Rather than defining it as a form of study abroad, it may be more accurate to call the program a semester-long series of field trips and exercises.
“It’s a once-in-a-lifetime opportunity to learn [about our area] hands-on, outside of the classroom,” Joanna Freeman ’12 said. Most mornings at about 9 a.m., the “BotSMobile” waits outside O’Leary to take us off to a wide variety of sites around the watershed of the Susquehanna River. So far already we have spent a week in the Chesapeake Bay area, toured quarries and a coal mine, observed the impacts of logging and mining on the watershed today and many more experiences.
The program is designed to create an altogether unique experience of total immersion in the complex and diverse geographical feature that is the Susquehanna River watershed.

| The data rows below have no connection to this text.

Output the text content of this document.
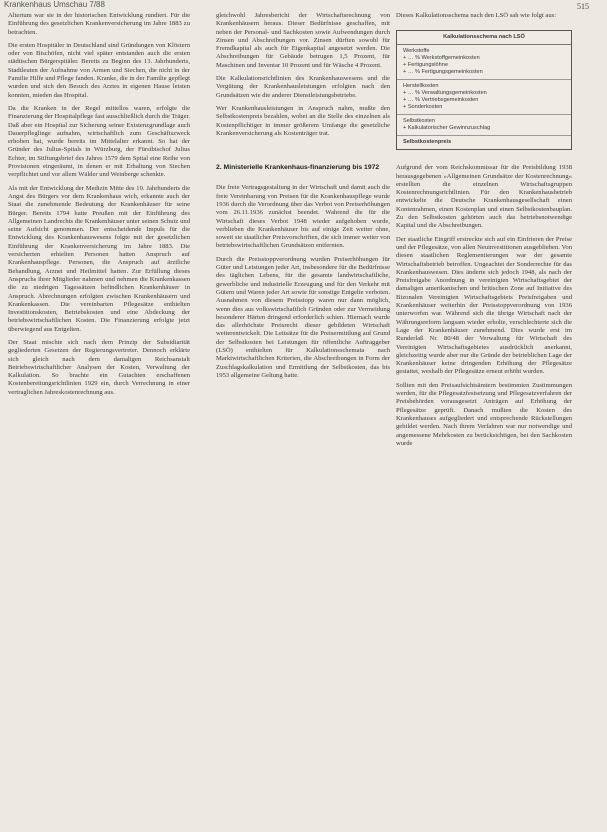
Krankenhaus Umschau 7/88	515

Altertum war sie in der historischen Entwicklung rundiert. Für die Einführung des gesetzlichen Krankenversicherung im Jahre 1883 zu betrachten.

Die ersten Hospitäler in Deutschland sind Gründungen von Klöstern oder von Bischöfen, nicht viel später entstanden auch die ersten städtischen Bürgerspitäler. Bereits zu Beginn des 13. Jahrhunderts, Stadtleuten der Aufnahme von Armen und Siechen, die nicht in der Familie Hilfe und Pflege fanden. Kranke, die in der Familie gepflegt wurden und sich den Besuch des Arztes in eigenen Hause leisten konnten, mieden das Hospital.

Da die Kranken in der Regel mittellos waren, erfolgte die Finanzierung der Hospitalpflege fast ausschließlich durch die Träger. Daß aber ein Hospital zur Sicherung seiner Existenzgrundlage auch Dauerpfleglinge aufnahm, wirtschaftlich zum Geschäftszweck erhoben hat, wurde bereits im Mittelalter erkannt. So hat der Gründer des Julius-Spitals in Würzburg, der Fürstbischof Julius Echter, im Stiftungsbrief des Jahres 1579 dem Spital eine Reihe von Provisionen eingeräumt, in denen er mit Erhaltung von Siechen verpflichtet und vor allem Wälder und Weinberge schenkte.

Als mit der Entwicklung der Medizin Mitte des 19. Jahrhunderts die Angst des Bürgers vor dem Krankenhaus wich, erkannte auch der Staat die zunehmende Bedeutung der Krankenhäuser für seine Bürger. Bereits 1794 hatte Preußen mit der Einführung des Allgemeinen Landrechts die Krankenhäuser unter seinen Schutz und seine Aufsicht genommen. Der entscheidende Impuls für die Entwicklung des Krankenhauswesens folgte mit der gesetzlichen Einführung der Krankenversicherung im Jahre 1883. Die versicherten erhielten Personen hatten Anspruch auf Krankenhauspflege. Personen, die Anspruch auf ärztliche Behandlung, Arznei und Heilmittel hatten. Zur Erfüllung dieses Anspruchs ihrer Mitglieder nahmen und nehmen die Krankenkassen die zu niedrigen Tagessätzen befindlichen Krankenhäuser in Anspruch. Abrechnungen erfolgten zwischen Krankenhäusern und Krankenkassen. Die vereinbarten Pflegesätze enthielten Investitionskosten, Betriebskosten und eine Abdeckung der betriebswirtschaftlichen Kosten. Die Finanzierung erfolgte jetzt überwiegend aus Entgelten.

Der Staat mischte sich nach dem Prinzip der Subsidiarität gegliederten Gesetzen der Regierungsvertreter. Dennoch erklärte sich gleich nach dem damaligen Reichsanstalt Betriebswirtschaftlicher Analysen der Kosten, Verwaltung der Kalkulation. So brachte ein Gutachten erschaffenen Kostenbereitungsrichtlinien 1929 ein, durch Verrechnung in einer vertraglichen Jahreskostenrechnung aus.

gleichwohl Jahresbericht der Wirtschaftsrechnung von Krankenhäusern heraus. Dieser Bedürfnisse geschaffen, mit neben der Personal- und Sachkosten sowie Aufwendungen durch Zinsen und Abschreibungen vor. Zinsen dürften sowohl für Fremdkapital als auch für Eigenkapital angesetzt werden. Die Abschreibungen für Gebäude betrugen 1,5 Prozent, für Maschinen und Inventar 10 Prozent und für Wäsche 4 Prozent.

Die Kalkulationsrichtlinien des Krankenhauswesens und die Vergütung der Krankenhausleistungen erfolgten nach den Grundsätzen wie die anderer Dienstleistungsbetriebe.

Wer Krankenhausleistungen in Anspruch nahm, mußte den Selbstkostenpreis bezahlen, wobei an die Stelle des einzelnen als Kostenpflichtiger in immer größerem Umfange die gesetzliche Krankenversicherung als Kostenträger trat.

2. Ministerielle Krankenhaus-finanzierung bis 1972

Die freie Vertragsgestaltung in der Wirtschaft und damit auch die freie Vereinbarung von Preisen für die Krankenhauspflege wurde 1936 durch die Verordnung über das Verbot von Preiserhöhungen vom 26.11.1936 zunächst beendet. Wahrend die für die Wirtschaft dieses Verbot 1948 wieder aufgehoben wurde, verblieben die Krankenhäuser bis auf einige Zeit weiter ohne, soweit sie staatlicher Preisvorschriften, die sich immer weiter von betriebswirtschaftlichen Grundsätzen entfernten.

Durch die Preisstoppverordnung wurden Preiserhöhungen für Güter und Leistungen jeder Art, insbesondere für die Bedürfnisse des täglichen Lebens, für die gesamte landwirtschaftliche, gewerbliche und industrielle Erzeugung und für den Verkehr mit Gütern und Waren jeder Art sowie für sonstige Entgelte verboten. Ausnahmen von diesem Preisstopp waren nur dann möglich, wenn dies aus volkswirtschaftlich Gründen oder zur Vermeidung besonderer Härten dringend erforderlich schien. Hiernach wurde das allerhöchste Preisrecht dieser gebildeten Wirtschaft weiterentwickelt. Die Leitsätze für die Preisermittlung auf Grund der Selbstkosten bei Leistungen für öffentliche Auftraggeber (LSÖ) enthielten für Kalkulationsschemata nach Marktwirtschaftlichen Kriterien, die Abschreibungen in Form der Zuschlagskalkulation und Ermittlung der Selbstkosten, das bis 1953 allgemeine Geltung hatte.

Dieses Kalkulationsschema nach den LSÖ sah wie folgt aus:

Kalkulationsschema nach LSÖ
Werkstoffe
+ … % Werkstoffgemeinkosten
+ Fertigungslöhne
+ … % Fertigungsgemeinkosten
Herstellkosten
+ … % Verwaltungsgemeinkosten
+ … % Vertriebsgemeinkosten
+ Sonderkosten
Selbstkosten
+ Kalkulatorischer Gewinnzuschlag
Selbstkostenpreis

Aufgrund der vom Reichskommissar für die Preisbildung 1938 herausgegebenen »Allgemeinen Grundsätze der Kostenrechnung« erstellten die einzelnen Wirtschaftsgruppen Kostenrechnungsrichtlinien. Für den Krankenhausbetrieb entwickelte die Deutsche Krankenhausgesellschaft einen Kontenrahmen, einen Kostenplan und einen Selbstkostenbauplan. Zu den Selbstkosten gehörten auch das betriebsnotwendige Kapital und die Abschreibungen.

Der staatliche Eingriff erstreckte sich auf ein Einfrieren der Preise und der Pflegesätze, von allen Neuinvestitionen ausgeblieben. Von diesen staatlichen Reglementierungen war der gesamte Wirtschaftsbetrieb betroffen. Ungeachtet der Sonderrechte für das Krankenhauswesen. Dies änderte sich jedoch 1948, als nach der Preisfreigabe Anordnung in vereinigten Wirtschaftsgebiet der damaligen amerikanischen und britischen Zone auf Initiative des Bizonalen Vereinigten Wirtschaftsgebiets Preisfreigaben und Krankenhäuser weiterhin der Preisstoppverordnung von 1936 unterworfen war. Während sich die übrige Wirtschaft nach der Währungsreform langsam wieder erholte, verschlechterte sich die Lage der Krankenhäuser zunehmend. Dies wurde erst im Runderlaß Nr. 80/48 der Verwaltung für Wirtschaft des Vereinigten Wirtschaftsgebietes ausdrücklich anerkannt, gleichzeitig wurde aber nur die Gründe der betrieblichen Lage der Krankenhäuser keine dringenden Erhöhung der Pflegesätze gestattet, weshalb der Pflegesätze erneut erhöht wurden.

Sollten mit den Preisaufsichtsämtern bestimmten Zustimmungen werden, für die Pflegesatzfestsetzung und Pflegesatzverfahren der Preisbehörden vorausgesetzt Anträgen auf Erhöhung der Pflegesätze geprüft. Danach mußten die Kosten des Krankenhauses aufgegliedert und entsprechende Rückstellungen gebildet werden. Nach ihrem Verfahren war nur notwendige und angemessene Mehrkosten zu berücksichtigen, bei den Sachkosten wurde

“After going abroad and comparing BotS to that experience, BotS is not a substitute for a study abroad,” Rebecca Coldwell ’11 said.
Returning from a study abroad in South Africa last semester, Coldwell described this fall’s program as “a completely different experience … a chance to learn about the land you spend four years on, how we affect it and learn to appreciate it.”
The BotS program also extends beyond local day trips.
“Every day is an adventure! We aren’t just focusing on the Susquehanna, but the entire watershed from Cooperstown, NY to Oyster, Va.,” Morgan Davis ’12 said. “We then travel to the west coast and compare both watersheds on a geologic, ecologic and political level. Awesome!”